Above all, themes are seized upon which preoccupy our society and as a result, do not welcome a strictly academic adaptation. Examples include: Oliviero Toscani advertising ("the smiling carcass. the opera," which premiered on 4.18.1999), autism as a societal disease, mobility and its stress factor (Give Me Back the Ball, which premiered on 3.20.96), and the moratorium against the death penalty ("Those Who Speak in a Faint Voice," which premiered in 2002). Again and again, the Pocket Opera performs in unusual places, such as in a railroad repair facility, a former airplane hangar ("unreported.inbound.palermo," which premiered on 2.18.97), a shopping mall, a bank lobby, and a power plant turbine (2003). As a result, the audience's curiosity overrides the typical barriers faced by new music..
Together with the conductors David Seaman, Andrea Molino, and most recently, Franz Killer and director Peter B. Wyrsch, several vocalists have shaped the unusual work of the Pocket Opera Company.

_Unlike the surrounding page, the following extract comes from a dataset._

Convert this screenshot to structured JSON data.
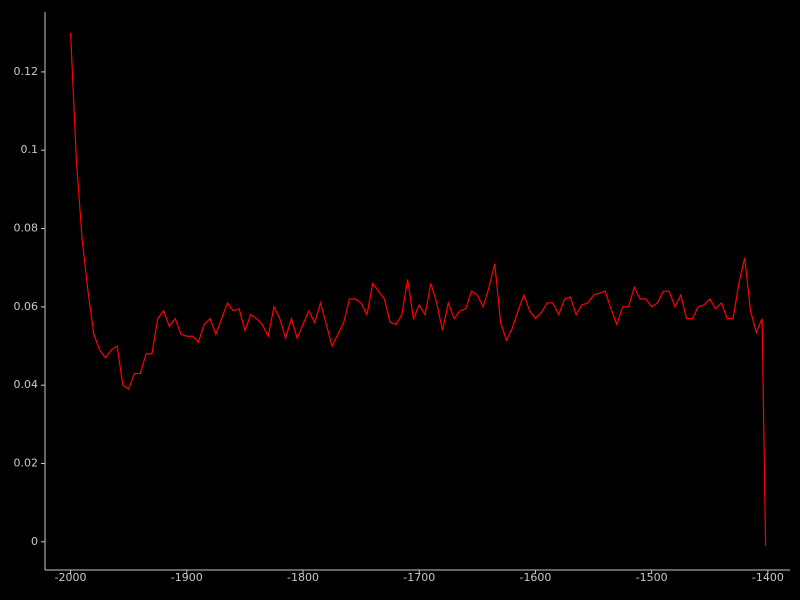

Among these are the Wagner vocalist Wolfgang Schmidt, as well as Jennifer Rhys-Davies, Elizabeth Kingdon, and David Moss.
By contrasting baroque operas with contemporary music, the Pocket Opera Company has pursued new elements of tension in the conception of musical theater since 2003.
In doing so, it creates contemporary material using the combination of aristocratic works of the 17th-century - some of which have long since been forgotten or rarely performed - with the world of sound of the 20th and 21st centuries.
Performance venues such as a power plant (Heizkraftwerk Franken), waste incinerating plant (Müllschwelanlage Fürth), a river gorge (Schwarzachklamm bei Schwarzenbruck), or lastly, a racing track (Radrennbahn Katzwang) certainly contribute to the pointedness of the material, whereas some pieces are created with regard to their specific locations.
Among these are:
POC Barock 1, a pastiche of Baroque elements and experimental vocal acrobatics in science-fiction costumes (2003).
Orlando by G.F. Händel, performed between enormous paddle wheels of the turbine hall at the E.on power plant in Nuremberg (2003).
-One Charming Night, a contrast and connection of two operas: Purcell's "The Fairy Queen" with Sylvano Bussotti's "La passion selon Sade" at Fürth's waste incinerating plant.
-And lastly, the Baroque opera by J.B. Lully, house and court composer of the Sun King Ludwig XIV. Following a centuries-long deep sleep, this opera was revived by the POC. With its combination of music and text by Moondog and Dorris Dörries, respectively, it experienced a never-heard brilliance and topicality (2005).
In August 2007, Franz Killer, who as POC's musical director had led the new Baroque program since 2003, took on the additional position of artistic director. After 33 years, Peter Wyrsch took leave from this position at the Pocket Opera Company Nuremberg. He assumed the position of artistic director at the Städtebundtheater Biel / Solothurn in Switzerland.